Study: organic produce has no more vitamins than conventional

Organic Produce

ABINGDON, Va. - It has been debated for years -- is organic food better for you? A new study breaks down the differences between organic and conventional produce.

"Research that's been done over the years shows that the differences are insignificant in terms of differences of nutritional value," says Phil Blevins.

However, we learned that aside from the nutrition there is a bigger problem. "I don't have time to go out there and hand pick bugs off my stuff," said local farmer Kevin Leonard.
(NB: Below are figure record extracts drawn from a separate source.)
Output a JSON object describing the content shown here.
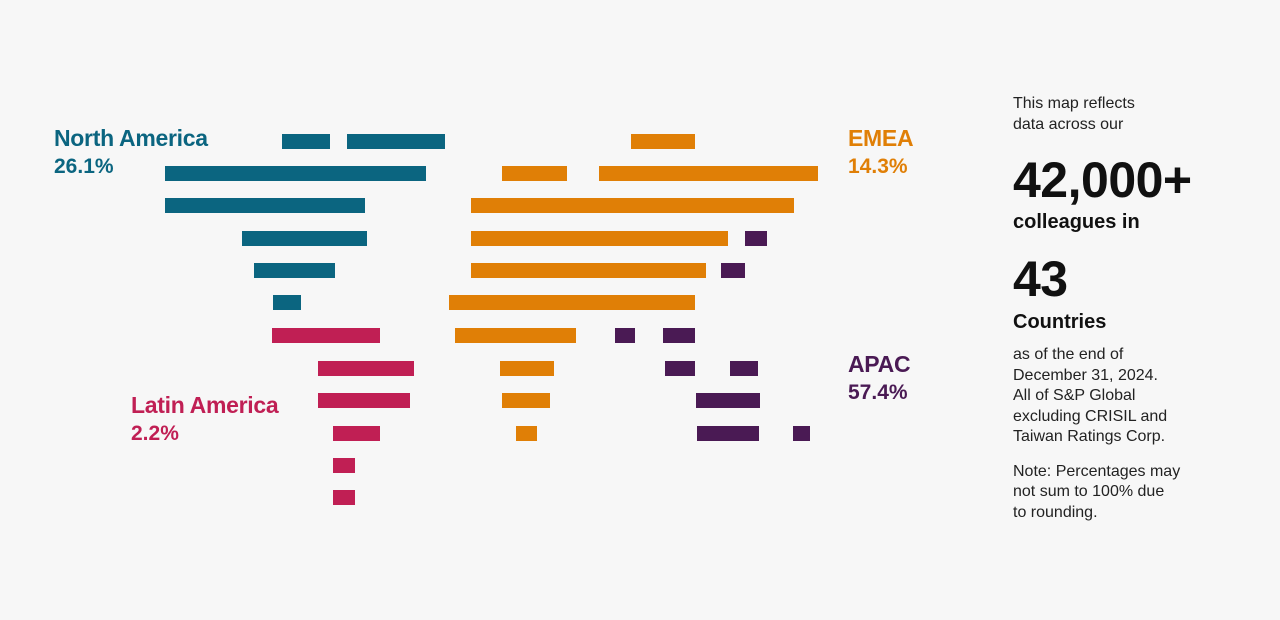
{
  "colors": {
    "north_america": "#0b6580",
    "emea": "#e07f06",
    "apac": "#4a1a54",
    "latin_america": "#c01f54",
    "background": "#f7f7f7"
  },
  "regions": {
    "north_america": {
      "name": "North America",
      "pct": "26.1%"
    },
    "emea": {
      "name": "EMEA",
      "pct": "14.3%"
    },
    "apac": {
      "name": "APAC",
      "pct": "57.4%"
    },
    "latin_america": {
      "name": "Latin America",
      "pct": "2.2%"
    }
  },
  "panel": {
    "intro": [
      "This map reflects",
      "data across our"
    ],
    "colleagues_count": "42,000+",
    "colleagues_label": "colleagues in",
    "countries_count": "43",
    "countries_label": "Countries",
    "as_of": [
      "as of the end of",
      "December 31, 2024.",
      "All of S&P Global",
      "excluding CRISIL and",
      "Taiwan Ratings Corp."
    ],
    "note": [
      "Note: Percentages may",
      "not sum to 100% due",
      "to rounding."
    ]
  }
}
Leonard grows a wide variety of foods including beans, tomatoes and corn, and tells us he has been doing it for years. He says his farm is not certified as an organic one, but he uses many of the same chemicals that organic farmers do and he does not believe there is anything wrong with his vegetables -- his grandkids love it. "They'll take an ear of corn straight out of the field and they'll eat it right there," said Leonard.
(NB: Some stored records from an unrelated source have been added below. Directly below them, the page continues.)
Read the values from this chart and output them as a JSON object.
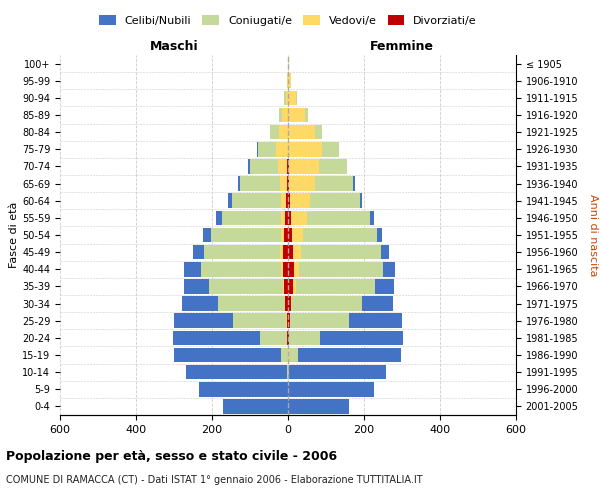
{
  "age_groups": [
    "0-4",
    "5-9",
    "10-14",
    "15-19",
    "20-24",
    "25-29",
    "30-34",
    "35-39",
    "40-44",
    "45-49",
    "50-54",
    "55-59",
    "60-64",
    "65-69",
    "70-74",
    "75-79",
    "80-84",
    "85-89",
    "90-94",
    "95-99",
    "100+"
  ],
  "birth_years": [
    "2001-2005",
    "1996-2000",
    "1991-1995",
    "1986-1990",
    "1981-1985",
    "1976-1980",
    "1971-1975",
    "1966-1970",
    "1961-1965",
    "1956-1960",
    "1951-1955",
    "1946-1950",
    "1941-1945",
    "1936-1940",
    "1931-1935",
    "1926-1930",
    "1921-1925",
    "1916-1920",
    "1911-1915",
    "1906-1910",
    "≤ 1905"
  ],
  "males": {
    "celibi": [
      170,
      235,
      265,
      280,
      230,
      155,
      95,
      65,
      45,
      30,
      20,
      15,
      10,
      6,
      4,
      2,
      1,
      0,
      0,
      0,
      0
    ],
    "coniugati": [
      0,
      0,
      3,
      18,
      70,
      140,
      175,
      195,
      210,
      200,
      185,
      155,
      130,
      105,
      75,
      48,
      22,
      10,
      4,
      1,
      0
    ],
    "vedovi": [
      0,
      0,
      0,
      0,
      1,
      2,
      2,
      3,
      5,
      6,
      8,
      12,
      14,
      18,
      24,
      30,
      25,
      15,
      6,
      2,
      0
    ],
    "divorziati": [
      0,
      0,
      0,
      1,
      2,
      3,
      7,
      10,
      13,
      14,
      10,
      7,
      4,
      3,
      2,
      1,
      0,
      0,
      0,
      0,
      0
    ]
  },
  "females": {
    "nubili": [
      160,
      225,
      255,
      270,
      220,
      140,
      80,
      50,
      32,
      22,
      14,
      10,
      6,
      4,
      2,
      1,
      0,
      0,
      0,
      0,
      0
    ],
    "coniugate": [
      0,
      0,
      3,
      25,
      80,
      155,
      185,
      210,
      220,
      210,
      195,
      165,
      130,
      100,
      72,
      44,
      20,
      8,
      3,
      1,
      0
    ],
    "vedove": [
      0,
      0,
      0,
      1,
      1,
      2,
      4,
      8,
      14,
      20,
      28,
      42,
      55,
      68,
      80,
      88,
      70,
      44,
      20,
      7,
      2
    ],
    "divorziate": [
      0,
      0,
      0,
      1,
      2,
      4,
      7,
      12,
      16,
      14,
      11,
      8,
      4,
      3,
      2,
      1,
      0,
      0,
      0,
      0,
      0
    ]
  },
  "colors": {
    "celibi_nubili": "#4472C4",
    "coniugati": "#C5D99A",
    "vedovi": "#FFD966",
    "divorziati": "#C00000"
  },
  "xlim": 600,
  "xticks": [
    -600,
    -400,
    -200,
    0,
    200,
    400,
    600
  ],
  "title": "Popolazione per età, sesso e stato civile - 2006",
  "subtitle": "COMUNE DI RAMACCA (CT) - Dati ISTAT 1° gennaio 2006 - Elaborazione TUTTITALIA.IT",
  "ylabel_left": "Fasce di età",
  "ylabel_right": "Anni di nascita",
  "xlabel_left": "Maschi",
  "xlabel_right": "Femmine",
  "legend_labels": [
    "Celibi/Nubili",
    "Coniugati/e",
    "Vedovi/e",
    "Divorziati/e"
  ],
  "background_color": "#ffffff",
  "grid_color": "#cccccc"
}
According to the study listed in the journal Annals of Internal Medicine, pesticide residue was found in seven percent of organic produce and in 38 percent of conventional produce.

Officials at the Appalachian Sustainable Development say that they believe it is higher than that. "It is a way of growing food that takes in the whole ecosystem approach by trying to build a healthy living soil so that the nutrients and vitamins that the plants need to grow are provided through the soil, rather than through some liquid fertilizer," said Tom Peterson.

We learned that both organic and conventional farmers use chemicals, but the type of chemical is the difference. Peterson told us that the chemicals put on plants in organic farms have a limited active time. That means the chemicals in the spray break down quickly after being used, making them being less harmful to your body and to the environment.

"A lot of the chemicals that are applied in conventional production end up in our water system and end up polluting rivers and water supplies that people are drinking downstream," said Peterson. He continued to add that it can also be harmful to the workers who are dealing with the products every day.

Peterson says if you are still on the fence about organic produce, buy local where you can ask farmers directly about their practices. "Whether conventional or organic, it's going to be a tastier and healthier option for you," said Peterson.

Peterson also told us that the studies for nutrition of organic foods are still in the early stages and he believes it will show good results later on down the road.